Im Jahr 2021 hat der Gemeinderat für Lörrach Energiestandards beschlossen, die damals strenger waren als gesetzlich vorgeschrieben: Wer von der Stadt ein Grundstück kauft, muss dort Gebäude als Effizienzhaus 55 errichten, eine Solarstromanlage installieren und die Heizung, je nach Technologie, mit 15 bis 50 Prozent erneuerbaren Energien betreiben. Dies betrifft vor allem Wohnhäuser. Bei städtischen Gebäuden muss der Energieverbrauch so niedrig sein wie bei einem Effizienzhaus 40, insbesondere muss der Anteil an „Erneuerbaren“ beim Heizen schon heute bei 75 Prozent liegen. Dies vor dem Hintergrund, dass ab 2045 hundert Prozent Erneuerbare gesetzlich vorgeschrieben sind.

 

Auch gesetzliche Vorgaben werden strenger

Im April stellten die Gemeinderatsfraktionen Freie Wähler und SPD den Antrag, dass die Stadt ihre Energiestandards den gesetzlichen Vorschriften anpasst und nur in Ausnahmefällen strengere Anforderungen stellt. Die Begründung: Die hohen Energiestandards der Stadt verteuerten das Bauen und hemmten daher die Schaffung von bezahlbarem Wohnraum sowie die Sanierung von Schulen und städtischen Gebäuden. Im Übrigen stellten mittlerweile auch die Gesetze hohe Anforderungen an Energieeffizienz, CO2-Redukution und Klimaschutz.

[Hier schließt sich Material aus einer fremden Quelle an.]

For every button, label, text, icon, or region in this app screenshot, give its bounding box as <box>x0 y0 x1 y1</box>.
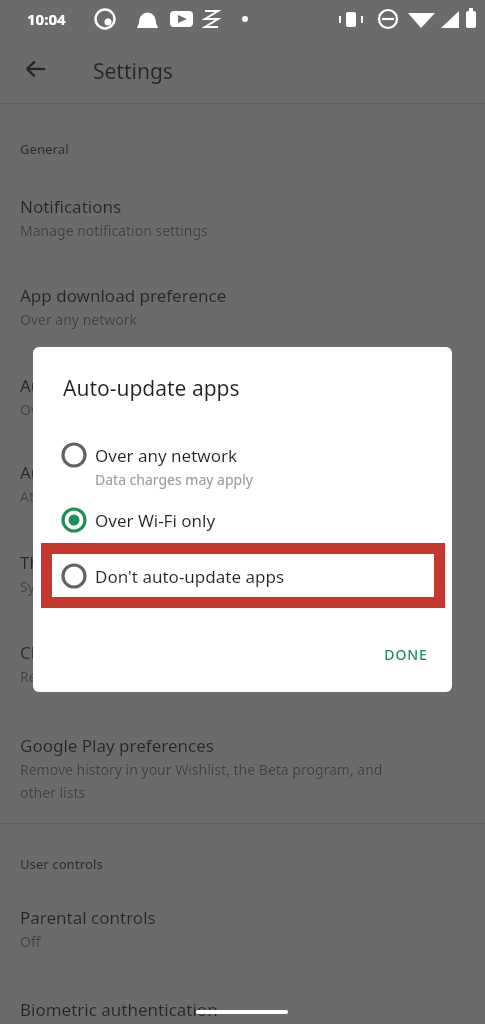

Tatsächlich sind die gesetzlichen Vorschriften für Wohnhäuser inzwischen genauso streng wie die Energiestandards der Stadt Lörrach: Das Gebäude-Energiegesetz schreibt seit 2024 für Neubauten ein Effizienzhaus 55 vor, in Baden-Württemberg gilt seit 2022 eine Solarpflicht. Daher schlägt die Stadtverwaltung den Gremien und dem Gemeinderat vor: Für Gebäude, die auf von der Stadt gekauften Grundstücken errichtet werden, sollen in Zukunft die gesetzlichen Vorschriften gelten. Dem stimmte der Klimabeirat geschlossen zu.

Die Stadtverwaltung empfiehlt den Gremien außerdem, die Energiestandards für die städtischen Gebäude vorerst zu belassen. Die Begründung: Aktuell sind die EU-Gebäuderichtlinie und weitere Gesetze in Bearbeitung. Im Sommer 2026 soll dies abgeschlossen sein. Dem stimmte der Klimabeirat mehrheitlich zu.

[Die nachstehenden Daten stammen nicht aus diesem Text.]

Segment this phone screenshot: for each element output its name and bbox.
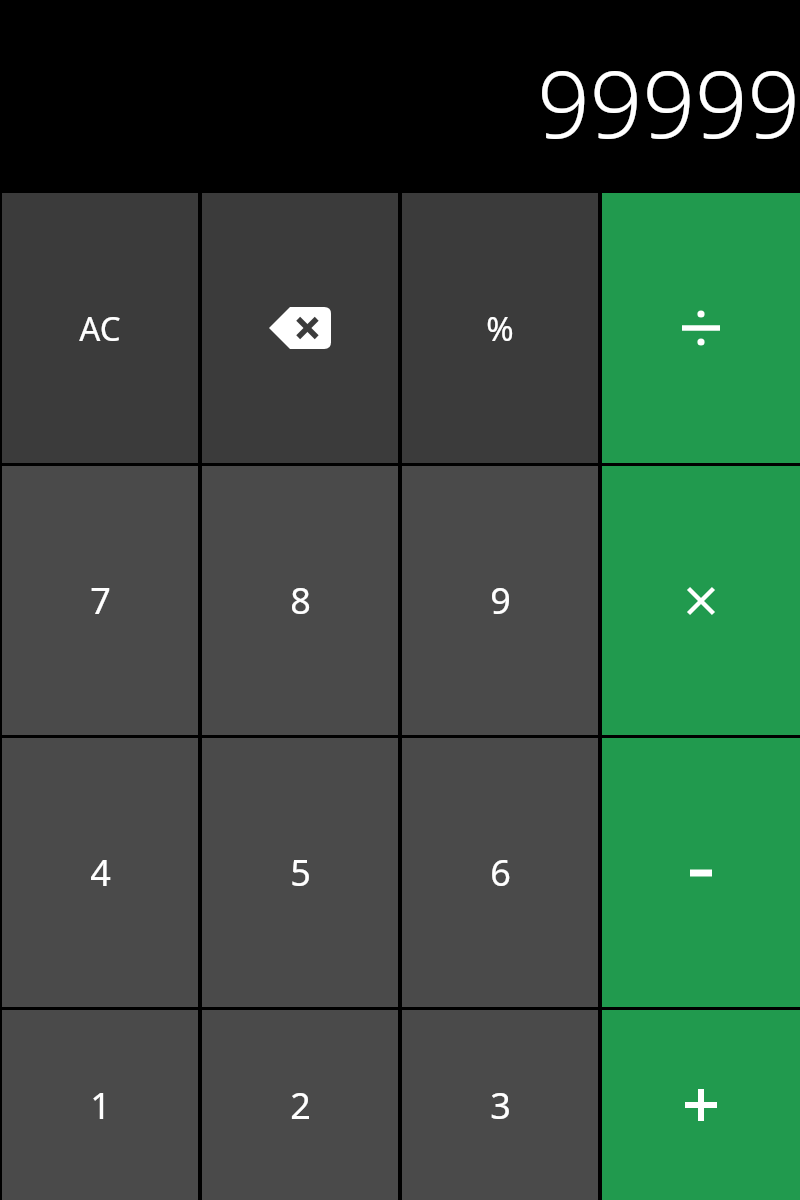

Vor der Abstimmung diskutierte der Klimabeirat über die Frage, ob hohe Energiestandards tatsächlich die Bautätigkeit hemmen oder ob sie für den Klimaschutz notwendig und auch wirtschaftlich sinnvoll sind.

Die Stadt will im Jahr 2040 energieneutral sein. Die hohen Energiestandards seien nötig, um dieses Ziel zu erreichen, warb Energieberater der Stadt Jörg Bienhüls. Bernhard Escher (CDU), Matthias Lindemer (FW) kritisierten die hohen Energiestandards der Stadt. Ziel des Antrags sei gewesen, die Vorschriften „für Häuslebauer“ auf ein „Mindestmaß“ zu reduzieren, sagte Thomas Böhringer (SPD).

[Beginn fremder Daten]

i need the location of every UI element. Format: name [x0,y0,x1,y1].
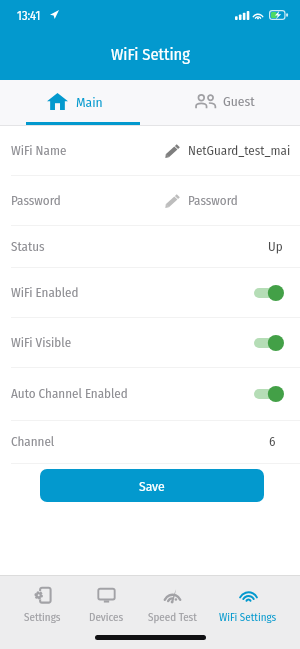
button[interactable]: WiFi Settings [210,576,286,625]
button[interactable]: WiFi Visible [0,318,300,368]
button[interactable]: Guest [150,80,300,122]
staticText: Devices [89,611,124,624]
staticText: Channel [11,434,55,450]
button[interactable]: Password [0,176,300,226]
staticText: 6 [269,434,276,450]
button[interactable]: Status [0,226,300,268]
staticText: WiFi Name [11,143,67,159]
button[interactable]: WiFi Name [0,126,300,176]
button[interactable]: Save [40,469,264,502]
staticText: WiFi Visible [11,335,72,351]
button[interactable]: WiFi Enabled [0,268,300,318]
staticText: WiFi Setting [111,45,190,65]
button[interactable]: Auto Channel Enabled [0,368,300,421]
staticText: Main [76,94,103,110]
staticText: Settings [24,611,61,624]
staticText: Status [11,239,45,255]
staticText: Guest [223,93,255,109]
staticText: WiFi Settings [219,611,277,624]
staticText: Auto Channel Enabled [11,386,128,402]
staticText: WiFi Enabled [11,285,79,301]
staticText: Up [268,239,283,255]
button[interactable]: Main [0,80,150,122]
staticText: Password [11,193,61,209]
button[interactable]: Devices [68,576,144,625]
button[interactable]: Speed Test [134,576,210,625]
staticText: Save [139,478,165,494]
staticText: Speed Test [148,611,197,624]
staticText: NetGuard_test_mai [188,143,291,159]
button[interactable]: Channel [0,421,300,464]
button[interactable]: Settings [4,576,80,625]
staticText: 13:41 [17,8,41,23]
staticText: Password [188,193,238,209]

Wie viel kostet und wie viel spart energetisches Bauen?

Hohe Energiestandards seien unter Umständen sogar wirtschaftlich sinnvoll, widersprach Thomas Hengelage (Grüne). Bienhüls rechnete dies am Beispiel der neuen Fridolin-Sporthalle vor: Die Sporthalle wurde mit der Schulsanierung für rund 4,4 Millionen Euro gemäß der Lörracher Energiestandards als 40 Effizienzgebäude 40 errichtet. Nach einer Berechnung von 2022 habe das die Baukosten um rund 37 000 Euro erhöht gegenüber einem Bau nach gesetzlichen Standards, erklärte Bienhüls. Im Gegenzug werde man aber im Jahr mehr als 14 000 Euro Energiekosten sparen.